Por Amir Labaki
Com rara agilidade na
história contemporânea do documentário político brasileiro, já é
possível aos espectadores confrontarem duas versões polares da cassação
pelo Senado Federal do mandato presidencial de Dilma Roussef em 2016. De
um lado, está desde ontem nos cinemas pelo país “O Processo”, de Maria
Augusta Ramos. De outro, encontra-se disponível há algumas semanas no
Now “Impeachment –O Brasil nas Ruas”, de Beto Souza e Paulo Moura.
São filmes opostos em
quase tudo. “Impeachment” tem uma hora de duração e formato televisivo.

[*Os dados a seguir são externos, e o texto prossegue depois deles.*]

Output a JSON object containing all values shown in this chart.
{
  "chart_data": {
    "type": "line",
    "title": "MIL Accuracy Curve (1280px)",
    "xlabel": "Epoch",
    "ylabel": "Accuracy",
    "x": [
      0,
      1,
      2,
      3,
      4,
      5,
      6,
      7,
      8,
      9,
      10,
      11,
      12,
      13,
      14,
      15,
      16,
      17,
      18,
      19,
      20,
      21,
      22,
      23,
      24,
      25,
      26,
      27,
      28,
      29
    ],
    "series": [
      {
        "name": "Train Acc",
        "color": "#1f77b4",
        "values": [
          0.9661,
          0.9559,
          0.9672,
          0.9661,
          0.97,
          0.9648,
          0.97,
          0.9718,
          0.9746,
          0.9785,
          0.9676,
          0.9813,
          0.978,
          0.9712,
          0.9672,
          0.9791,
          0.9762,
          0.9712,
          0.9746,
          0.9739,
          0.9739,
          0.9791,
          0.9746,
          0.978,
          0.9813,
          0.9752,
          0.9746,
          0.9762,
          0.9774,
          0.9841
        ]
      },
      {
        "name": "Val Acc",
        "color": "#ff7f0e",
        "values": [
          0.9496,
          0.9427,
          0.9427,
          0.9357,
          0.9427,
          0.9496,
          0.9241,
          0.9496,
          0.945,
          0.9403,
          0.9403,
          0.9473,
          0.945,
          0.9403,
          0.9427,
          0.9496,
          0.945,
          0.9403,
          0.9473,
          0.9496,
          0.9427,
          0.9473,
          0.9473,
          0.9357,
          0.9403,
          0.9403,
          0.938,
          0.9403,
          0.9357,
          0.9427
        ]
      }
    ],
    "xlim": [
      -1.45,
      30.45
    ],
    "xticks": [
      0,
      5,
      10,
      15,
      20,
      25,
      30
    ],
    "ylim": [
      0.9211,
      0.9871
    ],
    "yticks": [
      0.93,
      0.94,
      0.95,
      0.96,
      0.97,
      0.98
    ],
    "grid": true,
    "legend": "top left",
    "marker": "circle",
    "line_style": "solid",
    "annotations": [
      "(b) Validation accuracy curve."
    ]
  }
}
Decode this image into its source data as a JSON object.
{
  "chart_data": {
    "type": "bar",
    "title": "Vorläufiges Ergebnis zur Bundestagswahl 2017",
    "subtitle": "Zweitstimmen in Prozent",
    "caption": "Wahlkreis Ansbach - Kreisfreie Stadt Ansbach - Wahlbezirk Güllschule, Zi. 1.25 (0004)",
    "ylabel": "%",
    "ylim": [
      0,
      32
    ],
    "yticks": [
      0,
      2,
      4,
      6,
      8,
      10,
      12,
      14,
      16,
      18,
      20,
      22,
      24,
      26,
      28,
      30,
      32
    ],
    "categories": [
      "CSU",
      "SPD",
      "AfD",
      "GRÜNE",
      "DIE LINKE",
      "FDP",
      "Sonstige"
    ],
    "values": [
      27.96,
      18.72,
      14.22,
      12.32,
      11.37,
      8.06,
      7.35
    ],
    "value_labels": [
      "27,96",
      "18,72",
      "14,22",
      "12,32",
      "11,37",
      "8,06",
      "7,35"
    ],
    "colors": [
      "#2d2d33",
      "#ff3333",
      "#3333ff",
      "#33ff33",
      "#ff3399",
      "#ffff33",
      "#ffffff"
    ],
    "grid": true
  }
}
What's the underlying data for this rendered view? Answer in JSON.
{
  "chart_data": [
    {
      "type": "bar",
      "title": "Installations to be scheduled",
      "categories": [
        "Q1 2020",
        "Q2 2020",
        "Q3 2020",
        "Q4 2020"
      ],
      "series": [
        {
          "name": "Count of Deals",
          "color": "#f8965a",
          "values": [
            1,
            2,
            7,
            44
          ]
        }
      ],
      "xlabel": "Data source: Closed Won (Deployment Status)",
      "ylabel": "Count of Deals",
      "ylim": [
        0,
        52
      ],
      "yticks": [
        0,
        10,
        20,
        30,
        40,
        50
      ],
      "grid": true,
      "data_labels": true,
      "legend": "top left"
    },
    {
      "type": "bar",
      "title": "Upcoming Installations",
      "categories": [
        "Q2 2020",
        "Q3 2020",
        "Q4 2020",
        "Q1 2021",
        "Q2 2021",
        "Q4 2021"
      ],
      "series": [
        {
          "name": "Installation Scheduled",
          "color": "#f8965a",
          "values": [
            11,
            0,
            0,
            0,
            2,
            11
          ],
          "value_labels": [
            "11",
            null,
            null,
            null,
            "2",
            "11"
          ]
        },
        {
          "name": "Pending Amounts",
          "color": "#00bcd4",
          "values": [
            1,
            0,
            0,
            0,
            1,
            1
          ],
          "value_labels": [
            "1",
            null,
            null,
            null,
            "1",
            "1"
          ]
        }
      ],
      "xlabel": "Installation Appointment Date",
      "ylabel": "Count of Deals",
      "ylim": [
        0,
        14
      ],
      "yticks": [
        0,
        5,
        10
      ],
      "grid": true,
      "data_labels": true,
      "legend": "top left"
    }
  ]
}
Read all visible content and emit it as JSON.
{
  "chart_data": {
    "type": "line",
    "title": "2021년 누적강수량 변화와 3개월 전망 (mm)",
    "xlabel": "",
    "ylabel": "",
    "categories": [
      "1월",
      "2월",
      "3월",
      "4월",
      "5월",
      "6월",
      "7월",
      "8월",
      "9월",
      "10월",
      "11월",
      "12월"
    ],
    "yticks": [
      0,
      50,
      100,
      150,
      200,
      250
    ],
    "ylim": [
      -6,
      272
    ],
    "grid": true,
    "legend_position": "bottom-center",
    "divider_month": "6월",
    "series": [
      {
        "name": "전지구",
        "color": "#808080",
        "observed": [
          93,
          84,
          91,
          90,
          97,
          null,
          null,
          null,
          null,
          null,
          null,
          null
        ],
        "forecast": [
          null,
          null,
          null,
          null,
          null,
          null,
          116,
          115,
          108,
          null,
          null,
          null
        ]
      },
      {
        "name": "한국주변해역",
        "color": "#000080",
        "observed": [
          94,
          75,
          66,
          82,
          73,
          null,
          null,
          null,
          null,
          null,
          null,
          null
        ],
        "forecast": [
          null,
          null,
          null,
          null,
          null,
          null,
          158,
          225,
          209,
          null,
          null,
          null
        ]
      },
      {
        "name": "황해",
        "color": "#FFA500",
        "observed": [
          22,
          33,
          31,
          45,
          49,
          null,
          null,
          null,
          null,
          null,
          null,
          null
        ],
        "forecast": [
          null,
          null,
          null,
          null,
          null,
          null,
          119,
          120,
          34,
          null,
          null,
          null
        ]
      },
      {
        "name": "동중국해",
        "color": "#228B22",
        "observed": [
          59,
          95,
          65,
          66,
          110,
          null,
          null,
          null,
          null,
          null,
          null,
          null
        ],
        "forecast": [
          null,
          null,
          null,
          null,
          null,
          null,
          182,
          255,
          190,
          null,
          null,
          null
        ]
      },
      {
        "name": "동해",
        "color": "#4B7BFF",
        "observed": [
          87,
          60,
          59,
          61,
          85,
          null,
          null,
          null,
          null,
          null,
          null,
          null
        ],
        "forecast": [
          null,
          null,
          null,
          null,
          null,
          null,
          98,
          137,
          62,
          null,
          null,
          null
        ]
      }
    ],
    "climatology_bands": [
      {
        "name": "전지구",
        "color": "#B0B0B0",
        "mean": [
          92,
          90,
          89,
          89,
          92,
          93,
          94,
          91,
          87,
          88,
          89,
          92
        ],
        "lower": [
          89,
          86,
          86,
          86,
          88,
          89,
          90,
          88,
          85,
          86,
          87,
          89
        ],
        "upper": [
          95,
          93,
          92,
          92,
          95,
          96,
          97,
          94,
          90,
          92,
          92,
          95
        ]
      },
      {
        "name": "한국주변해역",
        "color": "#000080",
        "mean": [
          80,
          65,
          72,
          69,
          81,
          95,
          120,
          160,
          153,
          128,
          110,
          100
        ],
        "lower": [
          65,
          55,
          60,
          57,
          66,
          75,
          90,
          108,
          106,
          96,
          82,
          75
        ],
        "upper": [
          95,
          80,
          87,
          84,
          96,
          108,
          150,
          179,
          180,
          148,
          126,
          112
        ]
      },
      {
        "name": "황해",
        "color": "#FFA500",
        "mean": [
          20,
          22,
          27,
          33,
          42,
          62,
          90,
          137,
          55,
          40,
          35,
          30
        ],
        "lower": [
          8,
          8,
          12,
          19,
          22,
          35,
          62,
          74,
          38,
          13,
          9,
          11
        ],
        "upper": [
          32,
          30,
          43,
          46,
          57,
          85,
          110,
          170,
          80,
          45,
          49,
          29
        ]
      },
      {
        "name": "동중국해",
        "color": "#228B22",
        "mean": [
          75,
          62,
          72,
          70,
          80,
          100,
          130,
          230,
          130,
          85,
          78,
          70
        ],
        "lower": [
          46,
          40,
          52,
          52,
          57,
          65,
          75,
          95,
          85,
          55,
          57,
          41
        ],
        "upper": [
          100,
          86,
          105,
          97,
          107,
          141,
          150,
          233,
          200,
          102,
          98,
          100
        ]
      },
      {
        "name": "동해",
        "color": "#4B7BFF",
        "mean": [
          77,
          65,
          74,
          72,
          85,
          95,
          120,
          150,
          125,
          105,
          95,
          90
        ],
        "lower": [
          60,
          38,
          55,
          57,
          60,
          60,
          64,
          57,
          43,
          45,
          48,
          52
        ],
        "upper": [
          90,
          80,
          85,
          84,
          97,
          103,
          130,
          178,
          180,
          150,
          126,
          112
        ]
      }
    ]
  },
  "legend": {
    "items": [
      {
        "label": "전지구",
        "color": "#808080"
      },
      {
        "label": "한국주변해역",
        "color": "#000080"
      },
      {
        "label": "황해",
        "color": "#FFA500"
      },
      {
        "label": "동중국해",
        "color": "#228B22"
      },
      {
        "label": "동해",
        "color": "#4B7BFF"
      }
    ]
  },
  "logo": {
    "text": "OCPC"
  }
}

“O Processo” desenrola-se em mais que o dobro do tempo e reafirma o
dispositivo documental ascético e belamente plástico característico da
diretora.
Refletindo sua muito maior
elaboração cinematográfica, “O Processo” tem conquistado a chancela da
seleção e premiação em festivais pelo mundo afora (Nyon, Indie Lisboa,
DocMadrid), a partir da sua première em fevereiro passado no Festival de
Berlim e passando por sua pré-estreia brasileira em projeção especial
no É Tudo Verdade no mês passado. “Impeachment”, por sua vez, com sua
modéstia formal e assinado pelos gaúchos Beto Souza, cineasta (Netto
Perdeu Sua Alma; A Batalha dos Aflitos), e Paulo Moura, cientista
político, chegou às telas há pouco mais de um ano primeiramente em
exibições especiais em espaços como o Fecomercio, em São Paulo, e a
Cinemateca Capitólio, de Porto Alegre.
Ambos estruturam-se
temporalmente auxiliados pelos registros audiovisuais sobretudo da TV
Câmara e da TV Senado, desde a aceitação da denúncia contra Dilma por
crime de responsabilidade pelo então presidente da Câmara, Eduardo
Cunha, em 2 de dezembro de 2015, até sua condenação e consequente
cassação pelo Senado, em 31 de agosto de 2016. Proporcionalmente, o
recurso a esse material de arquivo, com ênfase na tramitação final pelo
Senado, é maior em “O Processo” do que em “Impeachment”.
Em coerência com seu
esmerado método, Ramos abre mão de entrevistas e arquiteta seu
documentário a partir de filmagens que mesclam registros bem-compostos
de eventos públicos e gravações no estilo “mosca na parede” da escola do
Cinema Direto, capturando seus protagonistas à quente, seja em ação ou
em breves pausas. São eles principalmente os senadores petistas Gleisi
Hoffman e Lindbergh Farias e o ex-ministro da Justiça e advogado de
defesa José Eduardo Cardozo, coadjuvados pela advogada Janaína Paschoal,
uma das autoras da denúncia.
Já o filme de Souza e
Moura constrói sua narrativa a partir sobretudo de mais de duas dúzias
de entrevistas, ilustradas por gravações e fotos das manifestações
pró-impeachment que levaram milhões de pessoas às ruas pelo país afora.
Entre os depoentes, protagonistas do processo, como os advogados
responsáveis pela peça acusatória, Hélio Bicudo, Miguel Reale Jr. e
Janaína Paschoal, e lideranças civis dos vários movimentos mobilizados,
como Fernando Holiday (MBL) e Rogério Cherquer (Vem Pra Rua), além de
comentaristas como Demétrio Magnoli e Marco Antônio Villa.
Encastelados em suas teses
mutuamente excludentes, ambos reservam espaços marginais à
contra-argumentação, ainda que em “O Processo” este seja um cisco mais
amplo. “Impeachment” traz assim a voz dos vencedores, enquanto “O
Processo” flagra os bastidores dos vencidos. Diante destas opções
estéticas, compreende-se que a dramaticidade seja marcadamente superior
no documentário de Ramos.
“O Processo” cresce quando
se cola aos entreatos do impeachment. O teatro do julgamento ganha em
frescor e em interesse nas articulações e desabafos nos gabinetes de
Gleisi, Lindbergh e Cardozo, na gravação de entrevista de Dilma a
correspondentes estrangeiros, no esboço de autocrítica diante dos
senadores petistas feito pelo ex-ministro Gilberto Carvalho, e mesmo nos
registros caricatos de Janaína em intervalos privados. Mais ou menos
espontâneos, aqui e ali reiterativos, são a alma do filme.
Para o público do
presente, dada a radicalização da hora, “O Processo” e “Impeachment –O
Brasil Nas Ruas” devem cindir as atenções e pregar apenas para
convertidos. Não deixa de ser notável ver o documentário brasileiro
chamando assim sua cota de responsabilidade na tomada do pulso do país.